Ouest France, 6 avril 2013

Intempéries : Areva blanc comme neige

La sécurité de l’usine de la Hague, lors de la tempête de neige, n’a jamais été menacée, assure la direction de l’établissement Areva à l’occasion de la commission locale d’information.

Hier matin, la commission locale d’information (Cli) de l’usine Areva-Hague a examiné les conditions dans lesquelles s’était produit et avait été géré l’épisode neigeux du mois dernier. Pour mémoire, 570 agents de l’usine sont restés bloqués pendant des heures dans les cars immobilisés sur la D901, entre Beaumont-Hague et la route de Flamanville, avant d’être secourus et conduits à l’abri à Beaumont-Hague par des bénévoles locaux.

« Lorsque la préfecture a été informée que les cars étaient bloqués, indique le chef de la Protection civile, nous avons dédié les moyens qui restaient à disposition. » Mais, le lundi soir, « il en restait assez peu ». En conséquence, « les itinéraires des bus n’ont pu être dégagés que le mercredi matin ».

L’usine était en arrêt pour maintenance, a indiqué Roland Jacquet, directeur adjoint d’Areva. « Dès lundi matin à 9 h, l’ensemble de la direction était réuni et est restée sur le site pendant trois jours. Nous avons arrêté les installations qui fonctionnaient. Si les usines n’avaient pas été à l’arrêt, nous les aurions arrêtées. »

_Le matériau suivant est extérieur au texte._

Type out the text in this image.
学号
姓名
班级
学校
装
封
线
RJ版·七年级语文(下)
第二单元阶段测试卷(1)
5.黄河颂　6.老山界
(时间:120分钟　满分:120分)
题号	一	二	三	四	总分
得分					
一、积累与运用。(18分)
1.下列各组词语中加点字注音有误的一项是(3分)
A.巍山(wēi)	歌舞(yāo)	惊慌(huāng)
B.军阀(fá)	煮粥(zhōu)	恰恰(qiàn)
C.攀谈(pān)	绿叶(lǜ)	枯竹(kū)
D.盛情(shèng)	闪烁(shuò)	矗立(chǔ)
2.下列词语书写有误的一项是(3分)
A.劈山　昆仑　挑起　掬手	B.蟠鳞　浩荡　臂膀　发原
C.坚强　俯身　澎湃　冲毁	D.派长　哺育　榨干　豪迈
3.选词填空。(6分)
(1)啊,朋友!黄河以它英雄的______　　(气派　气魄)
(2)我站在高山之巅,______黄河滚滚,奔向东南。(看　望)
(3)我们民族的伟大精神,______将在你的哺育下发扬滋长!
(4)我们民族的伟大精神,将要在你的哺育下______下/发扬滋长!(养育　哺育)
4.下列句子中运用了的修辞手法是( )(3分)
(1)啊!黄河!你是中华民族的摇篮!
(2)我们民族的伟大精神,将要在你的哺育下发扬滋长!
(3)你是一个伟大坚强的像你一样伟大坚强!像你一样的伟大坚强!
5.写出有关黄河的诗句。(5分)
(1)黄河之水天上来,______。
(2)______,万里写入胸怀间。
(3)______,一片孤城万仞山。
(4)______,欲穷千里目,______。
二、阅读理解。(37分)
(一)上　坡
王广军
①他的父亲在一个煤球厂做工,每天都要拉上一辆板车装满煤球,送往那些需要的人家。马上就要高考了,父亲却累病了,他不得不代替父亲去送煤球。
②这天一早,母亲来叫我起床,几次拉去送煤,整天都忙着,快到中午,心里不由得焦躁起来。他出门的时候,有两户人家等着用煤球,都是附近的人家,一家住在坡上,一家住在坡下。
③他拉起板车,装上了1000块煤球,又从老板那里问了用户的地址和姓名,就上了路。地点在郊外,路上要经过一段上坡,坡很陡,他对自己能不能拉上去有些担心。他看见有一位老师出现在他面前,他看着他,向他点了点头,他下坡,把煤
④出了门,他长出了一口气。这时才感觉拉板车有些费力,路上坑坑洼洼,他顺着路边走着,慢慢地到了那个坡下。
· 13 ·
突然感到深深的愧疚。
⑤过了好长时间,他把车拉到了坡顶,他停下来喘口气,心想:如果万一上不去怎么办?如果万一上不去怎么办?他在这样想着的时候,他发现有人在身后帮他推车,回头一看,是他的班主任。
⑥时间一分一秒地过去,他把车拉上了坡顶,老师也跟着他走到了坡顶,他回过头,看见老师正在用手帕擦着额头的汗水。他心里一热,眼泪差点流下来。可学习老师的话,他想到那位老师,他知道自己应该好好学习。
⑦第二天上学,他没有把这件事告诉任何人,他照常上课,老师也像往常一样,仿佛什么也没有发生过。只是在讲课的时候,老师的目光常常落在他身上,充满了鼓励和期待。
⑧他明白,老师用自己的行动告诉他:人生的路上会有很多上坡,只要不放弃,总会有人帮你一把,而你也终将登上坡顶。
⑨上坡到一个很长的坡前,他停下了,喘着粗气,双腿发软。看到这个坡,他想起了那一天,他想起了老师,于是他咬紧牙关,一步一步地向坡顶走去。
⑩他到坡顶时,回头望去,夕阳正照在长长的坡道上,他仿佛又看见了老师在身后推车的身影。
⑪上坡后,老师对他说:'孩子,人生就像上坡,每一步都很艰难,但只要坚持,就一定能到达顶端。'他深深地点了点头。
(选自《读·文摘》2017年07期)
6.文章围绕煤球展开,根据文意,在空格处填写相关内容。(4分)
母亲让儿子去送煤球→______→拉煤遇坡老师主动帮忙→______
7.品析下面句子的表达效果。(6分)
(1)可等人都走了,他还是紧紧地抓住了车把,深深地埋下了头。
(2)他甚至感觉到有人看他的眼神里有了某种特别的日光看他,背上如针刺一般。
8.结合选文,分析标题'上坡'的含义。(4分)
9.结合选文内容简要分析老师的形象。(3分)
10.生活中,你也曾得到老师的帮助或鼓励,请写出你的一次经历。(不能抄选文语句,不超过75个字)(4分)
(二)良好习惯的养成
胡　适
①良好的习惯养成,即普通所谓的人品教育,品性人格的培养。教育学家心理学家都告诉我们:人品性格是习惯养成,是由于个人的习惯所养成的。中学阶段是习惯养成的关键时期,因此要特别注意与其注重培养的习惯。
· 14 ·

Les équipes en poste n’étant pas relevées, du fait de l’impossibilité d’arriver à l’usine, elles « sont restées en place. Nous avons organisé des rotations de travail et de repos. Nous avons toujours eu largement les effectifs de sécurité ».

Se protéger de la neige plus que du tsunami

Toujours ce lundi, les personnels en horaire normal venus en voiture ont été invités à quitter l’usine en fin de matinée, ce qui a permis à un millier de personnes de sortir de la nasse neigeuse. Les cars, eux, ne sont partis qu’à 18 h. Trop tard. Areva plaide non coupable.

« Il n’y avait pas d’interdiction de circuler pour les bus et les camions. » Effectivement, cette interdiction préfectorale n’a été prise qu’à 20 h. La situation décrite dans les documents internes fut un peu moins simple. Yann Perrotte (FO) a rappelé, en s’appuyant sur ces documents, que « des groupes diesel étaient difficilement accessibles », que « certaines salles de repli étaient impossibles d’accès ».

Logiquement, la question d’un accident nucléaire dans ces conditions d’accès impossible a été posée. « Cela relève de la Protection civile » a répondu Michel Laurent, président de la commission, et maire de Beaumont-Hague.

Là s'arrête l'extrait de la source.